By the ACW the quality of the flour was better but it was still what we today call Whole Wheat Pastry Flour, and they may have mistakenly kneaded the flour for a long time, thus it was harder than it should have been or needed to be.

Earlier in this thread you can find a recipe for ships biscuit with whole wheat pastry flour that yields the hard cracker but can be gnawed upon and consumed without soaking. I have a test batch in an airtight, see through container, and the stuff is 24 months old as of Tuesday... no mold so still good.

LD
 
"Good" being a relative word in relation to mold.
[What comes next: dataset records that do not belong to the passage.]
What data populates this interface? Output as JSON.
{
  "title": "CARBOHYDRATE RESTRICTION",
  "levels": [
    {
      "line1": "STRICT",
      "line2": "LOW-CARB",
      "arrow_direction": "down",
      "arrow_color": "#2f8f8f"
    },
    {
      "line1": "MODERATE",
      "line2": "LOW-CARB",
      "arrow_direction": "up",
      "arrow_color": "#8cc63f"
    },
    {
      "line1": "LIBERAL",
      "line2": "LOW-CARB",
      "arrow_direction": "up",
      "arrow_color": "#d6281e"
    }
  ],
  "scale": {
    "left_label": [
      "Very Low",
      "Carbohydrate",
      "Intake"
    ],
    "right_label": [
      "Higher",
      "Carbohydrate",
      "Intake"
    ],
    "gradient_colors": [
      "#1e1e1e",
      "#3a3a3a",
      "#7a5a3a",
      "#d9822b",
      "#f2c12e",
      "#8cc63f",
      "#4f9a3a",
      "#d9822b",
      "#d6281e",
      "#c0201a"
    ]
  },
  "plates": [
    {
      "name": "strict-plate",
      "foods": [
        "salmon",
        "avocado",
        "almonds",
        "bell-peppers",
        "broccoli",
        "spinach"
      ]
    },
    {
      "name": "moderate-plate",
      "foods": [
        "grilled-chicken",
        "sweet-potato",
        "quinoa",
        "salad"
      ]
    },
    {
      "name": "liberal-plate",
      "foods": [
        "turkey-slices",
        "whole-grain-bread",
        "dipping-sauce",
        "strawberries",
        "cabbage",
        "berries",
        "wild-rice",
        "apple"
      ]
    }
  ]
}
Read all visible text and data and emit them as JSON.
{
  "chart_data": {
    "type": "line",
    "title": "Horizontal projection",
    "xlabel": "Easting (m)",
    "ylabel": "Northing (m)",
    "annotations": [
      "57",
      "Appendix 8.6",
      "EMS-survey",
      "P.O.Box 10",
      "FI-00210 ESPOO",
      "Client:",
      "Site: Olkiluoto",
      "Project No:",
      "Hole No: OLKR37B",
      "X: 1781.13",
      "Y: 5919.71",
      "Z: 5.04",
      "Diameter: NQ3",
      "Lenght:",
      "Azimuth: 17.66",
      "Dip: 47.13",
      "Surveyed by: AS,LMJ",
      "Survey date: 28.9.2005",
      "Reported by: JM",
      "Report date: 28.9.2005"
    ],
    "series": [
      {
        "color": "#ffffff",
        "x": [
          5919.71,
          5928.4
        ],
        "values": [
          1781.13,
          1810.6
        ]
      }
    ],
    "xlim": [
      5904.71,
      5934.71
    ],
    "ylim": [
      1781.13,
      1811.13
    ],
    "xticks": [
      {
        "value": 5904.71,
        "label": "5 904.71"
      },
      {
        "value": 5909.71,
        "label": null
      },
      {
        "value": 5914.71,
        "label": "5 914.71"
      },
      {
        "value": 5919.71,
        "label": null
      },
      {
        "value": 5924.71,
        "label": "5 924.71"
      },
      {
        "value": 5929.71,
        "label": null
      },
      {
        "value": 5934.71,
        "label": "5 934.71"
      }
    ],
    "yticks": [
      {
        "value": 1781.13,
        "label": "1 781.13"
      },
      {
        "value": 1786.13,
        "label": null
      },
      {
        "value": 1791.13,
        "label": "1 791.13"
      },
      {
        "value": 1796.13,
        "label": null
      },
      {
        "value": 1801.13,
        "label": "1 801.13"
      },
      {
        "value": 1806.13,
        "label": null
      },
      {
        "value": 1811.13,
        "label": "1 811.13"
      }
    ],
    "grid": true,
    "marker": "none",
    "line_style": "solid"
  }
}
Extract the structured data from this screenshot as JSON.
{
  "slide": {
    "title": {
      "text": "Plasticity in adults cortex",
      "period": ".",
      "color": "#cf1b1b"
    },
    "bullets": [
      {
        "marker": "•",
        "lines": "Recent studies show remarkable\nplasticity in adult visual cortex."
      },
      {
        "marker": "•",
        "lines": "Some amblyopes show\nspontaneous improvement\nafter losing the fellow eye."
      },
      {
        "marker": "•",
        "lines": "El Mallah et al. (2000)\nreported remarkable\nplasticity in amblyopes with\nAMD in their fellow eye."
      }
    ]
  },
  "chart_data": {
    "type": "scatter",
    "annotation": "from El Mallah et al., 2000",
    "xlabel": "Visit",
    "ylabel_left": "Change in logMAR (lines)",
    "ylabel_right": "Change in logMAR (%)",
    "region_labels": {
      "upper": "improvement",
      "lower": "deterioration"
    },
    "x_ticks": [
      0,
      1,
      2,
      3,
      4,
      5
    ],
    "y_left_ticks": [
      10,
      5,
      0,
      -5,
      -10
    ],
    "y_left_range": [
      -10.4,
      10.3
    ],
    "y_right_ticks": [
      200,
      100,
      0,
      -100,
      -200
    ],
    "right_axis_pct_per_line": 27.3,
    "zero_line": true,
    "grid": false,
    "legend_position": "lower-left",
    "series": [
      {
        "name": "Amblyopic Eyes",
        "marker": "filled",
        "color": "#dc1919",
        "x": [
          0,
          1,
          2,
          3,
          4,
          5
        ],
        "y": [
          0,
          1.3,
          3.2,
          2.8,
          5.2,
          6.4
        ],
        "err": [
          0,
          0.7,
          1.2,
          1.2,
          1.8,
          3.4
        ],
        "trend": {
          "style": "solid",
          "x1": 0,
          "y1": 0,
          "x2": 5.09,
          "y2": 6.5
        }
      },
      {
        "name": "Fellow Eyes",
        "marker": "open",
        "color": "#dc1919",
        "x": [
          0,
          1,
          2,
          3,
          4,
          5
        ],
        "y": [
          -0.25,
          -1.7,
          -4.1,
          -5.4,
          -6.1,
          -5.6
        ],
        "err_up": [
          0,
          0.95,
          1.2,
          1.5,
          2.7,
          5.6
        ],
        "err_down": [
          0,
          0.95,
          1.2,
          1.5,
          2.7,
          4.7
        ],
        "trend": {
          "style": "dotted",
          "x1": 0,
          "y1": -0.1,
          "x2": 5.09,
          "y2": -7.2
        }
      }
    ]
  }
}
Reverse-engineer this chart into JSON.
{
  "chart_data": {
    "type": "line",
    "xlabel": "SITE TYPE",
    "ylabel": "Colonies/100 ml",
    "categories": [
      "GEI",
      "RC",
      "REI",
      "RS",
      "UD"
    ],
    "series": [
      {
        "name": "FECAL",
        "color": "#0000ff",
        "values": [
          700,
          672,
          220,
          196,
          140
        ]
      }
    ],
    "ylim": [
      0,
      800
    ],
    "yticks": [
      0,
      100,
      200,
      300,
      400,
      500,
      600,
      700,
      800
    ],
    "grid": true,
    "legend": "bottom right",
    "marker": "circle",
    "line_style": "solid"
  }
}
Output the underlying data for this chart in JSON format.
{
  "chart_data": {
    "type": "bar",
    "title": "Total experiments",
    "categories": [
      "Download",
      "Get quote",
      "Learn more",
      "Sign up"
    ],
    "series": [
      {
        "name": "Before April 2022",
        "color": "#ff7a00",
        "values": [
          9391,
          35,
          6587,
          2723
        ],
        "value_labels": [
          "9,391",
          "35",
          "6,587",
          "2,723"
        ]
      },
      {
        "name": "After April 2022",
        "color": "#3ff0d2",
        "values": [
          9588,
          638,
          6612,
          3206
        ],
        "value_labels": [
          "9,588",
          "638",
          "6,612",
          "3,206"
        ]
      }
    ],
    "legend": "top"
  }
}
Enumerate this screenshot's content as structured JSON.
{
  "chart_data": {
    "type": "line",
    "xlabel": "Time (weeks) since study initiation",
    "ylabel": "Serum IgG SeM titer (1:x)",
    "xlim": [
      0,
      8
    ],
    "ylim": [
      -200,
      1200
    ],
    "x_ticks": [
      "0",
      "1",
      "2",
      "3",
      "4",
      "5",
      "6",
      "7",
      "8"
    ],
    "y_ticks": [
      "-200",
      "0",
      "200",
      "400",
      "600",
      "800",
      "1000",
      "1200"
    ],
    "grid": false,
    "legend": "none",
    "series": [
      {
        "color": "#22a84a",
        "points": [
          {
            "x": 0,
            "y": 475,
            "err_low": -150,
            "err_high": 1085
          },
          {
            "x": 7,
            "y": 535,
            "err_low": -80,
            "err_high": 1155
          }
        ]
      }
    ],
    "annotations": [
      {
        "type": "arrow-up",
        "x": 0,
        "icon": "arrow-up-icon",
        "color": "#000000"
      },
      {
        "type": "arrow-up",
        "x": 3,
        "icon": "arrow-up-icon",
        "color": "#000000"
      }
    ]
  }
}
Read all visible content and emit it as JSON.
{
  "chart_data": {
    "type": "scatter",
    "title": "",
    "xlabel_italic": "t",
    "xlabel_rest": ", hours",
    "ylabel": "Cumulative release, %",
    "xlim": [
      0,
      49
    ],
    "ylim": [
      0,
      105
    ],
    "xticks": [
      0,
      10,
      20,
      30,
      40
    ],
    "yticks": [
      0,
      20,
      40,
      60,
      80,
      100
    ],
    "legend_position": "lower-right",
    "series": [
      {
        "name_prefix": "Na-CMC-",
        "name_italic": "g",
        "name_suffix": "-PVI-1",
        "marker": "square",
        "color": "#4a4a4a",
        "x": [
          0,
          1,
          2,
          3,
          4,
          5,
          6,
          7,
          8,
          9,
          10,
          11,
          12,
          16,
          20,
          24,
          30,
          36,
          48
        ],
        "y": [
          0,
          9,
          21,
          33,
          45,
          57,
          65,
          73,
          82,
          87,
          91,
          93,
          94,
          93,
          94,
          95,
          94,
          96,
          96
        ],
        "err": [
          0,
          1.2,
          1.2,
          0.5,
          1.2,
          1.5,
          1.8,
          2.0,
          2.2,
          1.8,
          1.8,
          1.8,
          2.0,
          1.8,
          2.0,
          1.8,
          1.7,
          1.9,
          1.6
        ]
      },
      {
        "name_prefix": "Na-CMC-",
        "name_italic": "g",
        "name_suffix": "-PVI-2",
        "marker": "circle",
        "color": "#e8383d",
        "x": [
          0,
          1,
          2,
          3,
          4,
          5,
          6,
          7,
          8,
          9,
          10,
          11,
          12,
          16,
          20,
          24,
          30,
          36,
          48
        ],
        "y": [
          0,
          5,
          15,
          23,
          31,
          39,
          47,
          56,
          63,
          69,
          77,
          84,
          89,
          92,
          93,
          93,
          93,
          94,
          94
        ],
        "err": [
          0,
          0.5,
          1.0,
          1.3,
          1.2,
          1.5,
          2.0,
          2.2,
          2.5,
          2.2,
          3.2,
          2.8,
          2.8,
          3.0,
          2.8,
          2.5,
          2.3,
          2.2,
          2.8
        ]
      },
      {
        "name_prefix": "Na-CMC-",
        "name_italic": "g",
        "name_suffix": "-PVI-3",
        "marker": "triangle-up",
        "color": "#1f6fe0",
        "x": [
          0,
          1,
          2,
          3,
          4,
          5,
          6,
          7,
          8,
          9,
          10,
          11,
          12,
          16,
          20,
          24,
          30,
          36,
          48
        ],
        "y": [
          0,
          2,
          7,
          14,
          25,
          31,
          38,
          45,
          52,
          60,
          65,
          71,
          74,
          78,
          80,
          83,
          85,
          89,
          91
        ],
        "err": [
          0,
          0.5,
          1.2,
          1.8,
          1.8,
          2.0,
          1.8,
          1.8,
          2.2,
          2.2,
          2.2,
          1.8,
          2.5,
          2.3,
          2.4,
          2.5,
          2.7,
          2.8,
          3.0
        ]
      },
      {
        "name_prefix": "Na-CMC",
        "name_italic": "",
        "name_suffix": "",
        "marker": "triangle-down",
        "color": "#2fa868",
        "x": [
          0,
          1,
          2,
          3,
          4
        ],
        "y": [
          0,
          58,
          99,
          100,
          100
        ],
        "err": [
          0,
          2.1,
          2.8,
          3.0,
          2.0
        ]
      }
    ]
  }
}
I have online conversations all the time about creating delicious things using the culinary arts to make and eat. This is like a competition to create the most inedible, non-poisonous "food" possible. 🤣
Hike Saturday and Sunday without rations. On Monday they will taste good. 😇

LD
 
It's not like you can take it backwards and make anything out of it. Once it's in hard tack that's it. Best you can do is wet it with something so it doesn't break your teeth.
But that’s not actually the case. Ships’ biscuit was commonly reconstituted for use in making pies and other dishes at sea at least as far back as the 1570s. We’ve done it for years at the museum. You break it up into powder, add some fat and water, and it makes a dough like pie crust. It’s also good for making a roux to thicken soups and stews. We did an experiment one time with soaking biscuit to soften it, and in cold water or small beer, it literally took a day or two to soften to where you could bite it. Most of what you see about just dunking it in your grog or wetting it is fantasy made up by authors with no actual experience working with the stuff.
Jay
 
But that’s not actually the case. Ships’ biscuit was commonly reconstituted for use in making pies and other dishes at sea at least as far back as the 1570s. We’ve done it for years at the museum. You break it up into powder, add some fat and water, and it makes a dough like pie crust. It’s also good for making a roux to thicken soups and stews. We did an experiment one time with soaking biscuit to soften it, and in cold water or small beer, it literally took a day or two to soften to where you could bite it. Most of what you see about just dunking it in your grog or wetting it is fantasy made up by authors with no actual experience working with the stuff.
Jay
Yep, the mortar and pestle was a regular feature of many kitchens. One could pound the stuff back into coarse flour. Whole wheat flour be it red or white will go bad because the germ is part of the flour when ground. It smells "punky" as it starts to go.

YET you hear about long sea voyages where the Royal Navy was serving Pork and Plum Duff on Thursdays to the crew. Plum Duff is a boiled pudding and needs flour, sugar, raw beef suet or rendered tallow, and chopped prunes. I suspect they used ground biscuit for the flour.